TUNISIE, APRES #6 – UNE CHRONIQUE DE MEHDI BELHAJ KACEM

Départ pour Sidi Bouzid. Je comprends pourquoi enfant j’ai tellement aimé les westerns de Sergio Leone. Dans les classiques du cinéma américain, tout était propre, John Wayne rasé de près et gominé, le paysage sans un gramme de crasse. La Tunisie ressemble tout entière à un paysage léonien. Les gares désertes où on se fait harceler par une mouche pendant de longues minutes. Les bus suintants d’essence et bringuebalants. Le désertique. Les saloons, même sans alcool. Les cactus, figues de barbarie en plus. L’odeur de sueur, de merde, d’ordures en putréfaction accélérée par la chaleur. Moi qui me rase tous les jours, ici c’est tous les trois jours, comme Clint « Le manchot » Eastwood. A ceci près que, comme Johnny Guitar est le seul heros dans un western qui ne porte pas de revolver, j’ai troqué le Smith & Wesson contre un Ricoh digital. Johnny Médard, Mehdi Guitar.

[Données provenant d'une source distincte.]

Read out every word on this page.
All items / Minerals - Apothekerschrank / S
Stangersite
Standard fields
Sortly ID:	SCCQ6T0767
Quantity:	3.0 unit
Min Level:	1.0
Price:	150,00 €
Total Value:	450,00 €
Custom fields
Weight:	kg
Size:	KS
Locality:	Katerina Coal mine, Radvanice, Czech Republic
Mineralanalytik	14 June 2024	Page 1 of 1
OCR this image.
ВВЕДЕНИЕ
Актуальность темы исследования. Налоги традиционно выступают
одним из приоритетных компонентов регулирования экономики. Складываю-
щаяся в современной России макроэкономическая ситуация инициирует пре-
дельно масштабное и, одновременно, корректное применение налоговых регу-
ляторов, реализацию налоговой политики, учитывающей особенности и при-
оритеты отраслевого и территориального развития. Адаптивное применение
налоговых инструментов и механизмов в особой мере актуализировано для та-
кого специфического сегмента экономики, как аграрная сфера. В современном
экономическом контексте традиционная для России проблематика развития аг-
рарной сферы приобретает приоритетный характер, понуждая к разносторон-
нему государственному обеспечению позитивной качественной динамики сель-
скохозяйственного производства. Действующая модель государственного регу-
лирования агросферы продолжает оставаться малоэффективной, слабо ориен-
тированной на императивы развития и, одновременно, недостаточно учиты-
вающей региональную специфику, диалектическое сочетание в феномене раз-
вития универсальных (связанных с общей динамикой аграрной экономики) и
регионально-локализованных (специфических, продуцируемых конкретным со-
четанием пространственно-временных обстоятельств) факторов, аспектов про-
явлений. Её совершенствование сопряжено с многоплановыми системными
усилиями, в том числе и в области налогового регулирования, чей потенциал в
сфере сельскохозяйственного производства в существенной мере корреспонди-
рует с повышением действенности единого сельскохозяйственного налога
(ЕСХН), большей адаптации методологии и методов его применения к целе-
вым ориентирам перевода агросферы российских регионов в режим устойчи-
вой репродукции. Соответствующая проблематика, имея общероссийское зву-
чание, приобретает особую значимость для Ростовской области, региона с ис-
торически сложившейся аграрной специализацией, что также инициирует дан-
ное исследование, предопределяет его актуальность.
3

En Tunisie il y a, proportionnellement, autant d’ordures qu’ailleurs, sauf qu’ici on les voit. Partout, pareil qu’à Tunis. Et, après la Révolution, deux fois plus qu’avant. Le Tunisien ne sait pas ce qu’est un trottoir : il marche toujours dans la route ou la rue, si ce n’est au milieu. En sorte qu’ici tout ce qui est « technique » se distingue à peine de ce qui est « naturel » : les voitures sont comme des sortes de bourricots, les vélos de moutons, etc. La moitié de la Tunisie est recouverte d’oliviers : ça me fait penser aux paysages d’Israël et de Palestine. Aux Tunisiens qui me demandaient: « à quoi ça ressemble Tel Aviv, Haïfa… ? » Je répondais : « c’est exactement comme Tunis, sauf que tout est écrit en hébreu ». Quand à Ramallah ou Naplouse, inutile même de comparer, on s’y croirait. Surtout en ce moment, avec les chars et soldats partout, encore plus frappants que les flics auxquels on s’était habitués (120 000 policiers, autant qu’en France, sauf pour dix millions d’habitants en Tunisie). Western…

Ca fait longtemps que j’y pense : le langage, ordurier, partout, pire que dans le gangstarap le plus hardcore ou film américain trash. Un seul film où on entendrait la façon dont les gens parlent dans la rue serait un coup bien plus dur pour l’islamisme que toutes les bonnes pétitions de principe : toutes les trois secondes, et je n’exagère pas, le tunisien moyen prononce « z.b », « n..ke », « je n..ke la religion du z…..r de ta mère », etc. Les femmes appellent ça pudiquement « les virgules ».

Les objets, qui en disent décidément plus long sur les gens d’ici que les gens directement.

Plus on s’enfonce au cœur de la Tunisie plus la bouffe est outrageusement pimentée. Je prolonge mes séjours, cette fois-ci dans Kairouan, au gré de l’envie et de l’inspiration.

Je prends décidément goût à dormir n’importe où.